На Чугуеву очерк произвел впечатление неожиданное. Поначалу ей показалось, что голодающий «плимутрок» написал не про нее, а про неведомую принцессу. И портрет изображал не ее, а симпатичную смуглянку с черными нарисованными губами, черноволосую и без глаз. Единственное, что после ретуши осталось от Чугуевой, была шейная подвеска. Но по подвеске не признают. На сибирском болоте подвески у нее не было.
Чугуева с интересом перечитала, как отец батрачил на кулака-мироеда, как мать ждала его у околицы и как бабка-ворожея вызнала на углях, что отец убит в Галиции. Подвиг в шахте был описан распрекрасно. А больше всего понравилось Чугуевой, как она говорила корреспонденту:
«Отныне у нас появилась новая профессия, доселе невиданная и неслыханная. Профессия эта — метростроевец. Человек, удостоившийся этого звания, умеет и бетонить, и плотничать, и арматуру гнуть, и стены облицовывать, и опалубку шпаклевать, и штрек засекать. Короче говоря, настоящий метростроевец — строитель-универсал».
Восьмого марта ребята качали Чугуеву, а Митя подарил ей брошюру «О работе в деревне». Только тогда она убедилась, что написано про нее, и поверила, что она, а не смуглянка произносила красивое слово «универсал». Она приехала в общежитие, накрасила губы и легла спать. На душе у нее первый раз за много дней и ночей был мир. Теперь, если и узнают правду, ничего над ней не посмеют сотворить.
Всю шестидневку она работала, как песни пела!
А под выходной бригадир вызвал ее в контору. Она сразу нашла комнату, отведенную комсомольцам, тот самый «кабинет», которым хвастал Митя. Боевые участники легкой кавалерии обсуждали там будущую политудочку. Кавалеристы расположились на полу, на единственном подоконнике, на письменном столе и немилосердно галдели. В табачном мраке вечерним солнышком светились рыжие Митины космы.
— Пожаловала, — невесело встретил Митя Чугуеву. — А ну, братва, освободите помещение. У нас разговор.
Комсомольцы протопали в коридор. Слышно было, как их и оттуда погнали.
На Митином столе лежала знаменитая газета, довольно потрепанная. На снимке Чугуевой были нарисованы буденовские усы.
Чугуева взглянула на Митю, на газету и улыбнулась. С Восьмого марта она стала улыбаться знакомым и незнакомым как дурочка.
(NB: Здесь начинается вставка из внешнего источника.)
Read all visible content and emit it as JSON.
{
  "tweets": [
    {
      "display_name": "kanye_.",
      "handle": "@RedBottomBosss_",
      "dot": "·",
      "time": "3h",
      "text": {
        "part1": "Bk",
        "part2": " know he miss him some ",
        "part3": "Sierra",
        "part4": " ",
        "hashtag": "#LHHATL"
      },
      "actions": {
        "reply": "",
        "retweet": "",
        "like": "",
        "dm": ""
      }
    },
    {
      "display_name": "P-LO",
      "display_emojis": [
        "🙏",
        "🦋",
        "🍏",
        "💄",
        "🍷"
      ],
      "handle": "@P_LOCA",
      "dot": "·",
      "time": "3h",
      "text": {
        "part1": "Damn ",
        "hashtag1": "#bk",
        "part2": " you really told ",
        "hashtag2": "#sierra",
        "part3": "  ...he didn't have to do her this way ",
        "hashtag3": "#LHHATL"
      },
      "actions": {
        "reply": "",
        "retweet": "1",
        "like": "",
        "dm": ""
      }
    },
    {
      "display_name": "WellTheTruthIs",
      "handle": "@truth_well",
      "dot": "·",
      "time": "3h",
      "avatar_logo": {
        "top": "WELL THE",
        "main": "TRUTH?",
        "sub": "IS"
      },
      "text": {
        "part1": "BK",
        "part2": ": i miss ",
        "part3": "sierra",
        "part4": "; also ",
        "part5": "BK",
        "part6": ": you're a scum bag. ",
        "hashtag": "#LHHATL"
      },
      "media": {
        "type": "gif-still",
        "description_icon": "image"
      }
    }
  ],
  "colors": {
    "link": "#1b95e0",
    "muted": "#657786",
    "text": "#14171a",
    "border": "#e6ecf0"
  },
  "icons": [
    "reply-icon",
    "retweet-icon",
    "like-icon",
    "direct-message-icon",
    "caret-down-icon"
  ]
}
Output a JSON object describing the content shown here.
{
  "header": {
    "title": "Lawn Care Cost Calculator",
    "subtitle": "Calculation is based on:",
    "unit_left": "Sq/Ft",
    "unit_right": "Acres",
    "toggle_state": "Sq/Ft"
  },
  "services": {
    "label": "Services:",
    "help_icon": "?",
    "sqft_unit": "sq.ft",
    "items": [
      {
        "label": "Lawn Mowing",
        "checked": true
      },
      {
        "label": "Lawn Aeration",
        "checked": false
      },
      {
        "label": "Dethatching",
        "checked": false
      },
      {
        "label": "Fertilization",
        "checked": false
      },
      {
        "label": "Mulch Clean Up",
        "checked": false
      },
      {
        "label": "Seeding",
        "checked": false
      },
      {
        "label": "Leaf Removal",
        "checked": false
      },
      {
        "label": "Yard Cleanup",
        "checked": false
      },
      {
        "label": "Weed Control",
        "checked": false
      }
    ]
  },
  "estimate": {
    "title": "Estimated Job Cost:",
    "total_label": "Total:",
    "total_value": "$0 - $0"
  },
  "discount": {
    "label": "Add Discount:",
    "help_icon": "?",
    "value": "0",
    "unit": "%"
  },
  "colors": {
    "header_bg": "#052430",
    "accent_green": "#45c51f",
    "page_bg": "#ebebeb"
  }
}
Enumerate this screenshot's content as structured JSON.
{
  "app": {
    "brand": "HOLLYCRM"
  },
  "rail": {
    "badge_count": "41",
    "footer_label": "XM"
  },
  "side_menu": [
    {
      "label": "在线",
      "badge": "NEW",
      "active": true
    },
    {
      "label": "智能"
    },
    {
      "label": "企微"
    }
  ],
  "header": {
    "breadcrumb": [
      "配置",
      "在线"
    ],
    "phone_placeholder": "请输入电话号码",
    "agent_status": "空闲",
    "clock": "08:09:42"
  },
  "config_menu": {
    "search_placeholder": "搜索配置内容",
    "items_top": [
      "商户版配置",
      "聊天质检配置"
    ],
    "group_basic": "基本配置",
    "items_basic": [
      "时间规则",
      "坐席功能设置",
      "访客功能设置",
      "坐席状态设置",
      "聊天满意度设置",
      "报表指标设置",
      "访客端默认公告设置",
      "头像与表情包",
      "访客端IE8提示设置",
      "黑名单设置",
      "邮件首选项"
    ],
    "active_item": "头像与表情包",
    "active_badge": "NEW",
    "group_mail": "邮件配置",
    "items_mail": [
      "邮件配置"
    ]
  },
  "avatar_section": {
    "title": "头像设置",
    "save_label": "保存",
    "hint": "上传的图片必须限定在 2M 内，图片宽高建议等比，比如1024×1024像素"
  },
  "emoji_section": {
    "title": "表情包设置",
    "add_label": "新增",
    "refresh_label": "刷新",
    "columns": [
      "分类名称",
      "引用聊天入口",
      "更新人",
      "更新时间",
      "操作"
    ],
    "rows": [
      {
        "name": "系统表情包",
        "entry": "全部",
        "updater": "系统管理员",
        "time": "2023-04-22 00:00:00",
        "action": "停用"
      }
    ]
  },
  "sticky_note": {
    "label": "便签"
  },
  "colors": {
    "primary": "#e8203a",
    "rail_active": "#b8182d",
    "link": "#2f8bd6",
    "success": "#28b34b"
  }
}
Митя осмотрел ее подробно и спросил:
— Ну, чего с тобой делать?
— Да что хошь, Митя.
— Что хошь? — Он повернул к ней газету. — Почему я тебя вызвал, чуешь?
— Нет.
— А погляди на портрет. И учти, нету ничего тайного, что не стало бы…
Вошла уборщица, поставила в угол ведро и швабру, принялась выжимать тряпку.
— Анна Павловна, у меня дело, — напомнил Митя.
— И у меня дела. Нужней твоих.
До вселения комсорга каморка была в безраздельном владении Анны Павловны. Понятно, что отношения у них стали довольно напряженными.
Пока она гремела ведрами, Митя молчал. А осевшая было тревога снова замутила душу Чугуевой: «Может, Осип доказал?» Выдавать ее властям у него вроде бы не было интереса. Она обхаживает его, слушается. Чего ему еще надо? Нет, не Осип. Он против своего интереса не пакостит. Может, в районе газету видали? Клим Степанович, может, видал, начальник раскулачивания. Если Климу Степановичу газета в руки попала, мигом застучит в рельсу: фамилия сходится, имя тоже. И фотография, если приглядеться, не такая уж непохожая. И ямка на щеке, и нос. Скорей бы бригадир открывался, ждать тошнехонько.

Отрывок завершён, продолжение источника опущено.